Pancake Recipe

Audrey Ryder, Reporter

Pancakes are a staple of a classic breakfast, and they’re super simple to make! You can also spice them up with a variety of additions. I recommend cinnamon, bananas, strawberries, or if you really want a festive pancake, vanilla extract and chocolate chips. The following recipe is from Martha Stewart, and I really enjoy it.

Ingredients

1 Cup Flour

2 Tablespoons Sugar

2 Teaspoons Baking Powder

½ Teaspoon Salt

1 Cup Milk

2 Tablespoons Melted Butter

1 Large Egg

1 Tablespoon Vegetable Oil

 

Instructions

  1. Preheat the oven to 200 degrees; have a baking sheet or heatproof platter ready to keep cooked pancakes warm in the oven. In a small bowl, whisk together flour, sugar, baking powder, and salt; set aside.
  2. In a medium bowl, whisk together milk, butter (or oil), and egg. Add dry ingredients to milk mixture; whisk until just moistened (do not overmix; a few small lumps are fine).
  3. Heat a large skillet (nonstick or cast-iron) or griddle over medium.
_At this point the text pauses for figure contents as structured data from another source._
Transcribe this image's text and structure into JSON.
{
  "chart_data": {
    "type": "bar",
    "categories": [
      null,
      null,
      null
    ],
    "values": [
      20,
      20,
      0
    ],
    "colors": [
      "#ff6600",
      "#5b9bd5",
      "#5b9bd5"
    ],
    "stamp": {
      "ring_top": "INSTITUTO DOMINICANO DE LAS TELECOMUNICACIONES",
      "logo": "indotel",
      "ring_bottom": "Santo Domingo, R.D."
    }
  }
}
Fold a sheet of paper towel in half, and moisten with oil; carefully rub the skillet with an oiled paper towel.
  4. For each pancake, spoon 2 to 3 tablespoons of batter onto the skillet, using the back of the spoon to spread batter into a round (you should be able to fit 2 to 3 in a large skillet).
  5. Cook until the surface of the pancakes have some bubbles and a few have burst, 1 to 2 minutes. Flip carefully with a thin spatula, and cook until browned on the underside, 1 to 2 minutes more. Transfer to a baking sheet or platter; cover loosely with aluminum foil, and keep warm in the oven. Continue with more oil and remaining batter. (You’ll have 12 to 15 pancakes.)